What kind of story would that information tell about you? If you knew someone had malicious intent, would you hand over any of that information willingly? Probably not.

If you’re using a smartphone or similar device for both your personal and work activities, the risk is amplified. You’re not only exposing your own personal information, but also potentially leaking your employer’s information as well. As we’ve seen with Sony and countless others, the costs for such risks can be catastrophic. So even if your company has a robust privacy apparatus internally, it all comes to pieces if a trusted individual perforates the safety envelope and lets an untrusted device become the target of attack.

The ease of capturing and moving digital information has reduced the cost of collection, storage, and processing of our sensitive information to effectively almost zero. This is why there is a monetary incentive to gather it, even if it can only be used to generate tiny fractions of a penny of revenue on behalf of whomever gathers it. Taken in a scale of millions of repetitions, that monetization of your personal data adds up quickly. Perhaps the apps have a privacy policy—have you read it? Did you evaluate it in detail before agreeing to install the app? Again, the answer is ‘probably not,’ and that’s very much by design.

A recent data point released by Vasco Data Security in Belgium suggested that if you were to properly review all the privacy policies in effect for a typical smartphone and mix of apps, it would take 72 working days to get through them all. Clearly, this approach is not practical and isn’t working.

For DPD2015, we encourage all of you to adopt a simple statement: Take Back Your Privacy. It’s your right, it’s your data. Be aware of what you give away and have some notion of how it might be used. Demand better commitments and performance from the companies with which you do business. Encourage your employer to see this as a reciprocal activity; they want you to protect their information (and treat it as your own), but they should similarly be offering you tools and training on how to protect your information as well.
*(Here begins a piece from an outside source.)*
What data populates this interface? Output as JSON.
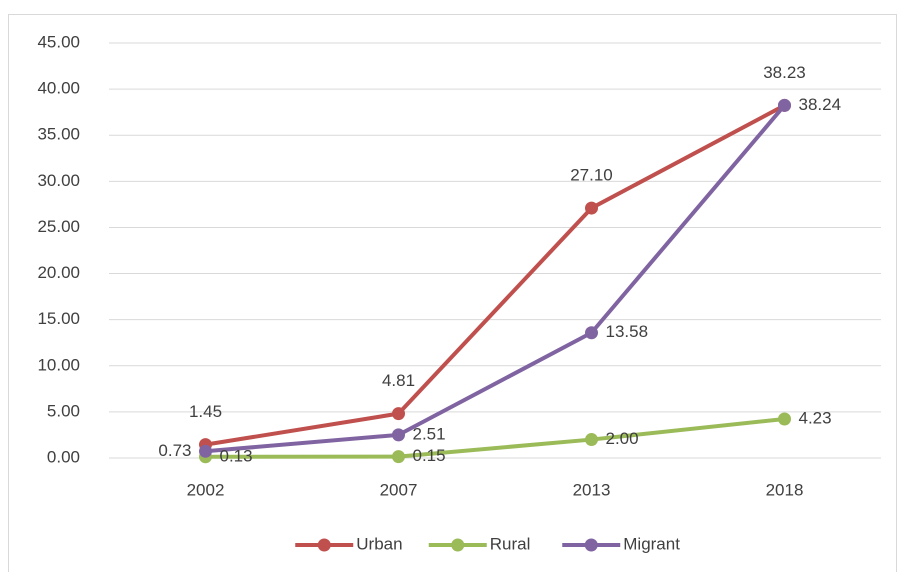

Most of all, join the conversation. These are complex, often conflicted issues. Oversimplified generalizations will not advance the state of the art, nor are they reflective of best practices. Technology can help, but this is also a people and process problem, and most people and companies would agree that waiting for the regulators to define a solution is risky as well. Government classifying negligent handling of personal information as a crime is one thing, but that same government prescribing specific technical solutions is quite another. The landscape is fluid and treacherous, and no one official approach is likely to work well in all situations.

Privacy is an approach as well as an outcome. We have a responsibility to take ownership of our data and choose carefully how to use it, as well as an expectation from our commerce and communications partners to respect our wishes and their own policy commitments. The best place to start is at home, where our information footprint is at its most personal.